J'entends déjà les esprits ronchons / râleurs / en manque de caféine qui me susurrent indélicatement à l'oreille qu'avec un EP et un album, soit environ quinze morceaux, et plus de 200 concerts à ce jour dixit setlist.fm, le bouchon a largement été poussé et qu'il faut passer à autre chose. J'acquiesce sur la théorie mais vient contredire ces propos négatifs en leur apportant la preuve que les concerts de Yard Act, après un an et demi de pratique non-stop, réussissent à s'affiner, à se professionnaliser, à gagner en énergie et James Smith, leader énigmatique aux trench-coats inusables (la question du nombre d'imperméables dans sa garde-robe se pose sérieusement) continue de vivre à 100% ses titres à la bile rageuse.
Le Tramshed affiche complet depuis septembre et le public, pour la plupart déjà présent lors du premier set chez le petit frere Clwb Ifor Bach (merci d'aller vérifier la prononciation afin de ne pas vexer un dragon rouge), reste tout aussi déchainé et peut reprendre maintenant en chœur les refrains caustiques, renvoyant au groupe toutes les preuves de sa loyauté et de son soutien sans faille.
Bien que toujours armés du seul
The Overload, premier opus brillant qui, s'il ne figure pas dans votre top 2022, vous vaudra un ban sur ce site internet, Yard Act se renouvellent : dorénavant accompagnés d'un claviériste - saxophoniste pour enrichir la musicalité des morceaux, la scénographie elle-même s'étoffe avec un grand panneau led qui reprend ce qui est le « slogan » du groupe, et un mix de deux titres phares de l'album : « 100% Irrelevant ». Toujours les premiers à manier l'ironie, on retrouve ainsi sur scène toute l'éloquence et la folie d'un James Smith aux lunettes qui s'embuent continuellement par tant de vigueur, la guitare enflammée et la semi-transe de Sam Shjipstone dont les bacchantes gagnent en épaisseur de concert en concert, puis en second plan Jay Russel, imperturbable derrière ses fût et le lunaire Ryan Needham qui, malgré une attitude effacée et un visage à la limite de la mélancholie, apporte le groove chaud et profond indispensable à chaque morceau grâce à son jeu de basse.
Afin de nous rassurer sur l'avenir de la formation, un inédit nous est enfin présenté.
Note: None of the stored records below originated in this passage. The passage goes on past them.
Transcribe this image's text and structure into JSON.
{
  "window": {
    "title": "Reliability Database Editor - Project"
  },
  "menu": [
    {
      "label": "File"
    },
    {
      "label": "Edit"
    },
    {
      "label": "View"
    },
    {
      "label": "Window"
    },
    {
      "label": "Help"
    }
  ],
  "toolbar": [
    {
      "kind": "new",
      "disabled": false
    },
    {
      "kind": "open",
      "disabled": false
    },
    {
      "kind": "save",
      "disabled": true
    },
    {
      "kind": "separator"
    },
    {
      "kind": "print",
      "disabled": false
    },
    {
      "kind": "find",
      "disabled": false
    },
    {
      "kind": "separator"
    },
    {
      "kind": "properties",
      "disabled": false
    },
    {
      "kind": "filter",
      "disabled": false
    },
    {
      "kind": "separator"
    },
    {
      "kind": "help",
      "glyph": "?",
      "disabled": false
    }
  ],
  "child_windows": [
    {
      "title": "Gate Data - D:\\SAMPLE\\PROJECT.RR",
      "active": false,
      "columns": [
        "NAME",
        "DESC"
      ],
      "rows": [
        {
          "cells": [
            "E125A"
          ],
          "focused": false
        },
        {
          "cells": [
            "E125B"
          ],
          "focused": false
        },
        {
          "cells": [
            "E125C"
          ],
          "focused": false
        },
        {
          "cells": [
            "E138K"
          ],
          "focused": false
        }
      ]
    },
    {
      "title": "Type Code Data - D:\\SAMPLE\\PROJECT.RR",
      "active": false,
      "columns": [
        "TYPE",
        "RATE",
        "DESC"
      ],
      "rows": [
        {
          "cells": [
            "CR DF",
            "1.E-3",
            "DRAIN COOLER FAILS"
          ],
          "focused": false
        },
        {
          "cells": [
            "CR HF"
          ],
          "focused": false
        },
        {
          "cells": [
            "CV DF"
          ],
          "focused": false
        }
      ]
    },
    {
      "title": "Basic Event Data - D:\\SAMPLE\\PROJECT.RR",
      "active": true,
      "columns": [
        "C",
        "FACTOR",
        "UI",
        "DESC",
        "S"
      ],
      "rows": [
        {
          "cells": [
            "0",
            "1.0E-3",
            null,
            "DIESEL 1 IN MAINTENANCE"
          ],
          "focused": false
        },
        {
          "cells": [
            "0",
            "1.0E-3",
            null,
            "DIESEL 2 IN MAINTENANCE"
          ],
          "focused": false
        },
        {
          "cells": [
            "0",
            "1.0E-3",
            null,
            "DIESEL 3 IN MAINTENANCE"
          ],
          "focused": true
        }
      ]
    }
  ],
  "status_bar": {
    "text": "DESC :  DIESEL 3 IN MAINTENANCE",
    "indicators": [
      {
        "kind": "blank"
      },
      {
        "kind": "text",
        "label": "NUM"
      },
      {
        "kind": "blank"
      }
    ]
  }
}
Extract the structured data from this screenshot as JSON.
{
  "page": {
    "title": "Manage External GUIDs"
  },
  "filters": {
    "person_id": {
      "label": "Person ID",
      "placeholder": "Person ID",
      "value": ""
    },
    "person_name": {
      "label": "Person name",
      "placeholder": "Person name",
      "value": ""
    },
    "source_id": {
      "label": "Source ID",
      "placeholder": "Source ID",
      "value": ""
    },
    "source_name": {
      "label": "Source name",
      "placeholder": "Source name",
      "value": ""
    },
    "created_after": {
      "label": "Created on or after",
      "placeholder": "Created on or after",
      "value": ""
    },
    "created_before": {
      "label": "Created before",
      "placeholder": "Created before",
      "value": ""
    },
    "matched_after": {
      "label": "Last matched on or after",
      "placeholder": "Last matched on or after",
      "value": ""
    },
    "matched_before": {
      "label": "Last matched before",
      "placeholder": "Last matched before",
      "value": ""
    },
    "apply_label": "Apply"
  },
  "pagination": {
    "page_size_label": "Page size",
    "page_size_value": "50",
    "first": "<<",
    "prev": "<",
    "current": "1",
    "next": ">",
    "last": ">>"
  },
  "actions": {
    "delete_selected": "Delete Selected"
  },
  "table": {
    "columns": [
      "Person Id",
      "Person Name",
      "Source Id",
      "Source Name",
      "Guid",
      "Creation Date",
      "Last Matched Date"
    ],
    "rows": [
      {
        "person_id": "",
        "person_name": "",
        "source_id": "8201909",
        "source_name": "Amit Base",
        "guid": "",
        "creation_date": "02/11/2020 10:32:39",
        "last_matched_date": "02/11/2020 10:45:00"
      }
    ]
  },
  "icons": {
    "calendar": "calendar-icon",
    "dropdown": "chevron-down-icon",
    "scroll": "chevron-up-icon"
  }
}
A l'image de ses prédécesseurs,
Dream Job est un nouveau petit brulot satirique et décalé sur la société qui est aujourd'hui la nôtre, toute en certitude mais terriblement creuse. C'est ainsi que dorénavant nous dépassons l'heure de concert avec beaucoup de bavardages entre les chansons, les sujets de sa majesté le Roi goûtant plus facilement aux petits mots et anecdotes délivrées par un James Smith très inspiré. Et comme rien ne semble rassasier leurs appétits féroces, 2023 verra Yard Act s'exiler à l'autre bout de la planète pour un premier passage chez les lointains cousins australiens puis revenir dans leurs terres pour un dernier rappel dans de véritables arénas pour le final début mai à la prestigieuse Brixton Academy.
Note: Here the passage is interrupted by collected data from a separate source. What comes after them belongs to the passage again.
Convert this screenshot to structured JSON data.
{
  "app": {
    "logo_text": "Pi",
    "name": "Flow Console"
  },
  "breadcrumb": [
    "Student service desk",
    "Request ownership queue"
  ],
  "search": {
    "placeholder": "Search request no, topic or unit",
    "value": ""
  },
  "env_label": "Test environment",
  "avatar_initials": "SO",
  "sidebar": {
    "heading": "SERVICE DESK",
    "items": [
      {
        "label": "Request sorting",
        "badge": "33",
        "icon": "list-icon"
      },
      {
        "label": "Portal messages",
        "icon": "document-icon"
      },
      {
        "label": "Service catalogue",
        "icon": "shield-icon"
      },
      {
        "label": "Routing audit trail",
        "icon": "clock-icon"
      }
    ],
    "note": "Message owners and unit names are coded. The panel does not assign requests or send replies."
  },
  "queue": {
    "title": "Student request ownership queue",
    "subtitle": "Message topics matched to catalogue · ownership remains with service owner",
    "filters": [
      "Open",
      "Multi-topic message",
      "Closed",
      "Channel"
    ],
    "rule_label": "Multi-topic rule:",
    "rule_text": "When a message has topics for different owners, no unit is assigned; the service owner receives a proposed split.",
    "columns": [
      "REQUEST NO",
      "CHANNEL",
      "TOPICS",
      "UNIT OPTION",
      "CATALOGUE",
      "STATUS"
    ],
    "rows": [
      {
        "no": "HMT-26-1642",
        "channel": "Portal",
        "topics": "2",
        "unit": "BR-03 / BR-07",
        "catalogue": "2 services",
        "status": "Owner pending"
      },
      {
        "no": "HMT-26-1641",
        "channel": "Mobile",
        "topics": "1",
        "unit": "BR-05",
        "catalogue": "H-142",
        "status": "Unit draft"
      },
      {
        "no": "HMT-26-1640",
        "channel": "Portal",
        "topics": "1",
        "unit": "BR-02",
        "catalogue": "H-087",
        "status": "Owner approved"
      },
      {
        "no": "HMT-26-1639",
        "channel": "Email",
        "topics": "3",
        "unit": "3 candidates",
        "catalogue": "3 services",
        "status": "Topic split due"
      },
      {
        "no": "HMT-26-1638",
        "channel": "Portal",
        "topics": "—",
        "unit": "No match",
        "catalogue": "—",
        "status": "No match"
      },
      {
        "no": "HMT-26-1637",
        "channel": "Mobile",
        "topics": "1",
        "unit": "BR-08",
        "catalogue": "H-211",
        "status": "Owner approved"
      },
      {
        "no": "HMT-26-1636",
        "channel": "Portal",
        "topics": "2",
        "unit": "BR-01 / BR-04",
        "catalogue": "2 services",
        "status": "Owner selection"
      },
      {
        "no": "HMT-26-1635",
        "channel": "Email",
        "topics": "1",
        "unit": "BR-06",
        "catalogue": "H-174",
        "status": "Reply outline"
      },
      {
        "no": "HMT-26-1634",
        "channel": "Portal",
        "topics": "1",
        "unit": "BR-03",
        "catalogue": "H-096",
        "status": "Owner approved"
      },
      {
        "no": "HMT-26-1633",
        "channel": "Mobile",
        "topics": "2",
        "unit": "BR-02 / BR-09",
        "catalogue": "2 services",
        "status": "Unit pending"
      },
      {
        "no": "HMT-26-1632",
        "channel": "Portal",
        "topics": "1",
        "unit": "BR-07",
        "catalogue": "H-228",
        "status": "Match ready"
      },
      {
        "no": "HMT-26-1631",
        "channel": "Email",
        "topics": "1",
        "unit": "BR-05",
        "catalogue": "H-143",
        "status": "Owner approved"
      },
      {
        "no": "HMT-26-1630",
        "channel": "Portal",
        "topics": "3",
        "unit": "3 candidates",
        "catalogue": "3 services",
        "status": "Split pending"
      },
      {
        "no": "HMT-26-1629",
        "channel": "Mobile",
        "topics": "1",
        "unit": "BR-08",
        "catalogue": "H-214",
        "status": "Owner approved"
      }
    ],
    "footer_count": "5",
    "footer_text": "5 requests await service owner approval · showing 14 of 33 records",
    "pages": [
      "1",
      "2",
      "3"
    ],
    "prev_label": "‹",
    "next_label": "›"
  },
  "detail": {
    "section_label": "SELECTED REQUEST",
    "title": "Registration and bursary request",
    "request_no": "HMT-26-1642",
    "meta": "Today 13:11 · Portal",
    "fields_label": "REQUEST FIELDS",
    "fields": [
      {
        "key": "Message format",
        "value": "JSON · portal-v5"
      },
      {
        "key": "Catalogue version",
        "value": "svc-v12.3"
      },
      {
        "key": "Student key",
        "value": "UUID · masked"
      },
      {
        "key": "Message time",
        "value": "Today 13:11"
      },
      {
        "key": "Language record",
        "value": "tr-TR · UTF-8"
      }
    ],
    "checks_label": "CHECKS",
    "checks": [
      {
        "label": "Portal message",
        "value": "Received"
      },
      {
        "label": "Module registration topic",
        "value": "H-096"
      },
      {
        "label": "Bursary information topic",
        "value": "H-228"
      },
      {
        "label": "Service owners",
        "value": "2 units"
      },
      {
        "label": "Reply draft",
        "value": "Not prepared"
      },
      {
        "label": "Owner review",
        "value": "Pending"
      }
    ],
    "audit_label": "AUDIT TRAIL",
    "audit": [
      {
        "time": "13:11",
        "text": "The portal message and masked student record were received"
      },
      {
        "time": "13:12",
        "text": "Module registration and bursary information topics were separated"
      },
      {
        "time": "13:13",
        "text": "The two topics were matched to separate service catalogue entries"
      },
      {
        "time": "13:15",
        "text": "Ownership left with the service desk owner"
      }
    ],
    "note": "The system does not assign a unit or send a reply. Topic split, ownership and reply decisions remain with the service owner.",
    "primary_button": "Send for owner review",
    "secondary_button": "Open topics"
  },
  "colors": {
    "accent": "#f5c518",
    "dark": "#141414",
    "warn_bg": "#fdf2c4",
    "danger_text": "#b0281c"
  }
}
Le jour de la paie est en effet arrivé pour Yard Act et l'acharnement de ce groupe à faire entendre et apprécier son post-punk érudit et acide estampillé « Made in The North » le rend aujourd'hui indispensable, tout en lui faisant parcourir en presque deux ans autant de chemin (artistiquement comme kilométriquement) que bien d'autres sur des durées doubles, voire triples.